Hotel Taxes and Online Travel Companies

Local governments, facing revenue shortfalls and budget cuts, are looking for any and all sources of revenue to help fill their coffers. One prospective revenue source is now in the crosshairs – hotel occupancy taxes from online travel companies, such as Orbitz, Expedia, Priceline and While this is not a completely new issue (Pitt County, North Carolina first filed suit in 2005) more and more local governments are looking at this as a possible revenue source. One estimate, from the tax collectors, is that $8 billion is at stake nationwide.

So why do local governments claim that the tax revenues are lost? More and more travelers are using online services to book their own flights, rental cars and secure hotel rooms. Online travel companies purchase hotel rooms at wholesale prices, then turn around and resell the room for a higher price. Taxes are paid to the local government for the wholesale rate, not for the retail rate. Many local governments are claiming the right to collect the taxes on the difference between the wholesale and retail rate.

Several counties in North Carolina and six counties in Florida have filed class-action lawsuits. And in November 2009, a federal district court jury awarded a group of 170 Texas cities $20 million for the online travel companies’ failure to pay hotel occupancy taxes. The decision is under appeal. Another lawsuit, filed by Kentucky local governments was dismissed in December, under the reasoning that because the online travel companies lack ownership and physical control over the rooms rented, they do not constitute “like or similar accommodations businesses.”

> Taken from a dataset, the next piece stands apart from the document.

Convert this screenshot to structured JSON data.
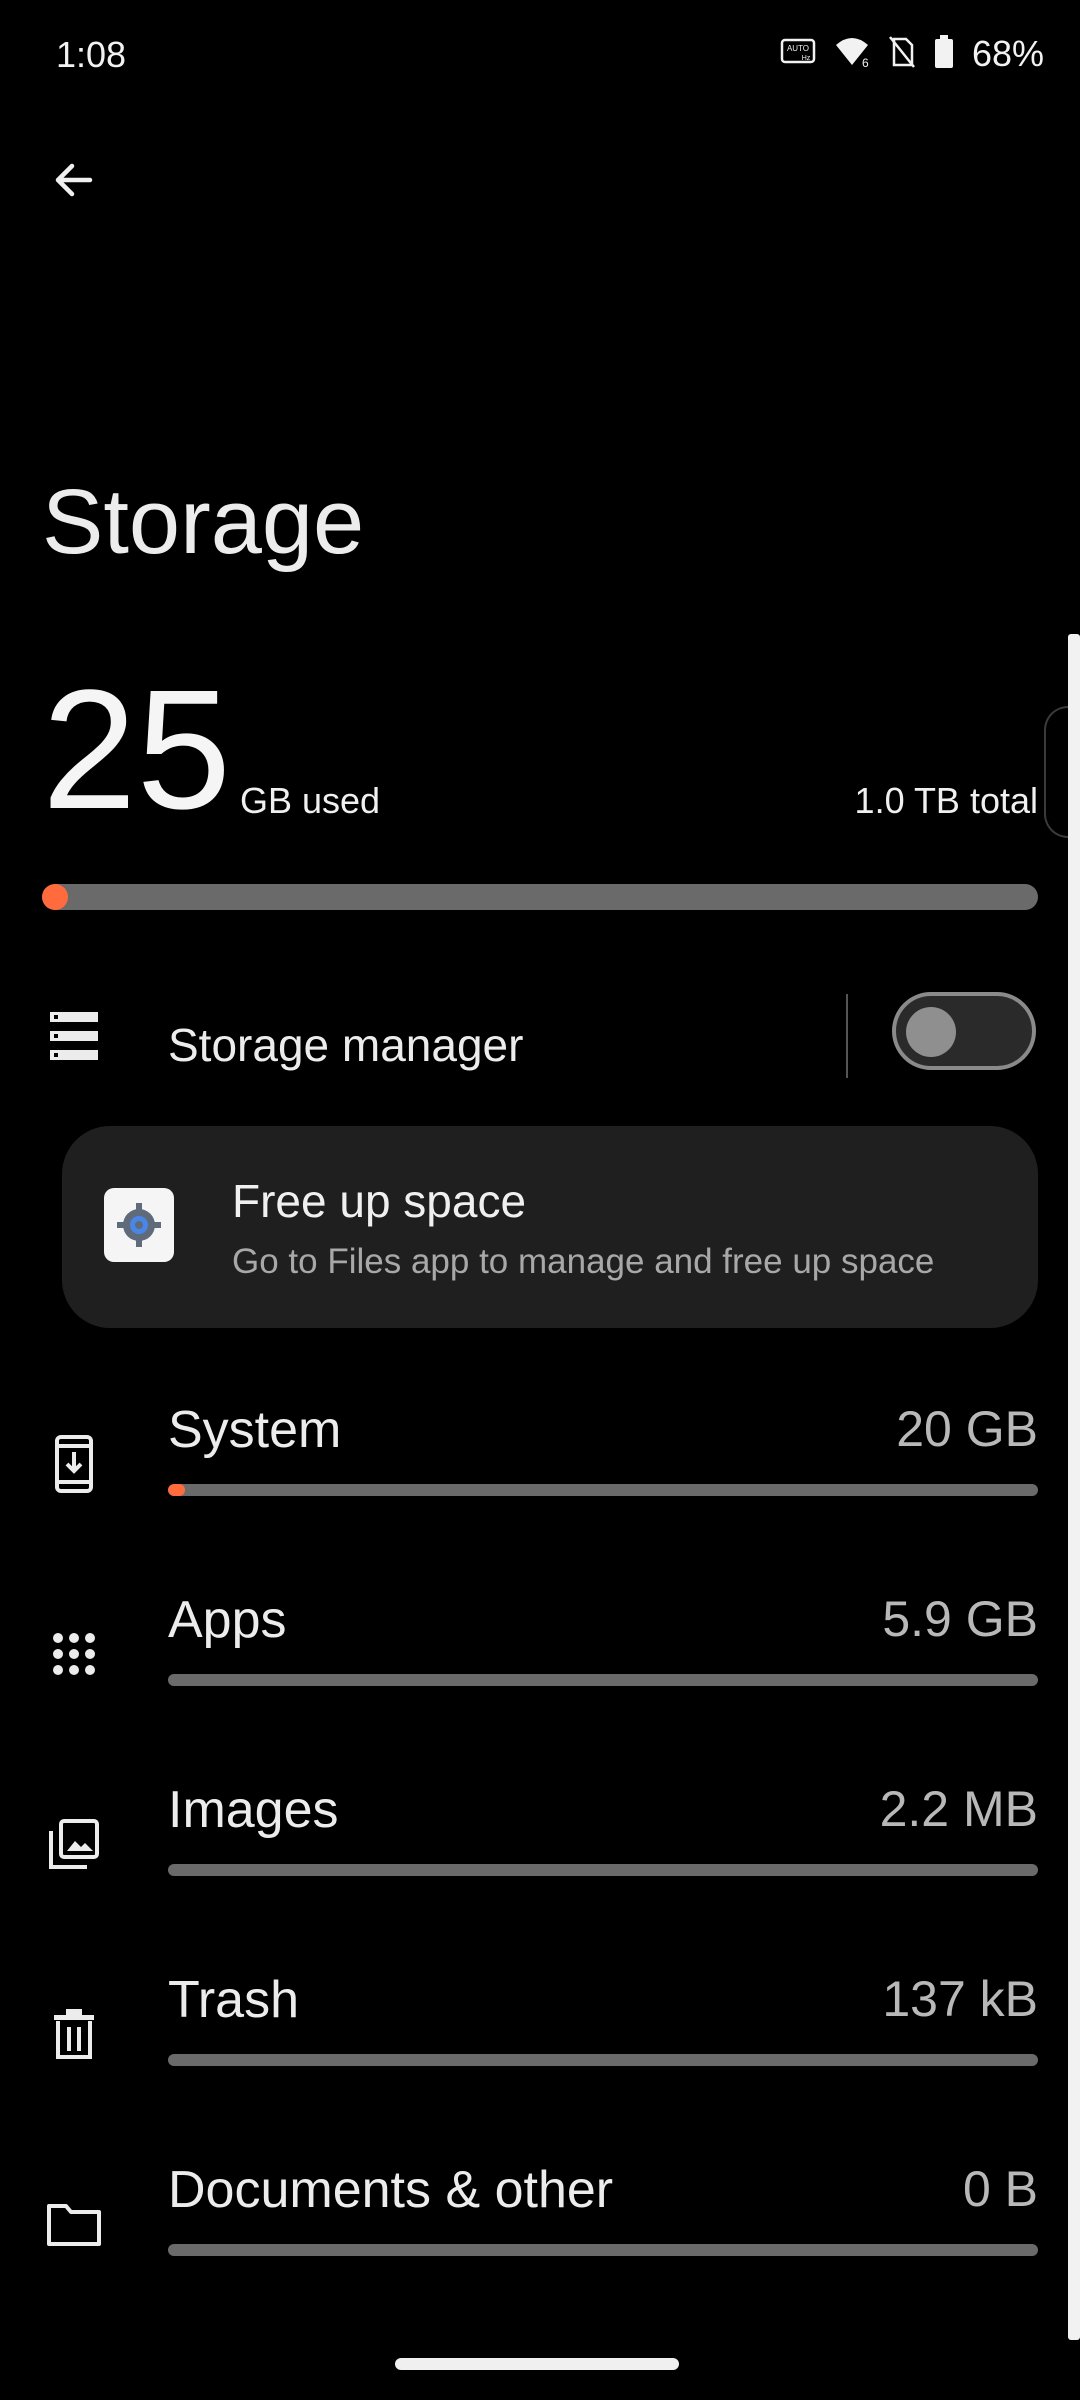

However, not all local governments are pursuing these revenues. Clark County (Las Vegas), Nevada decided not to file suit, after County Commissioners cited concerns that going after the online travel companies would hurt their tourism-based economy. Instead, the County Commission asked county staff to look into the issue and to come back with proposed legislation to clarify the tax issues.

This issue is now gathering attention from policymakers outside the local government arena. The National Conference of State Legislatures (NCSL) held a panel discussion the issue at its Annual Legislative Summit last summer, and will be discussing the issue again at its Executive Committee meeting at the end of January. The Federation of Tax Administrators (FTA), comprised of state tax administrators, has also taken an interest the payment of hotel taxes from online travel companies. (Both NCSL and FTA are looking at this issue to help determine how online businesses should be treated under the Streamlined Sales and Use Tax Agreement.) Another group, the Fair Hotel Tax Collection Coalition, is advocating in favor of the Multistate Tax Commission’s proposal for online travel companies pay the difference between the wholesale and retail rate.

Between local governments, state legislators, state tax collectors and the coalition, it is safe to say this is an issue that will not be resolved any time soon.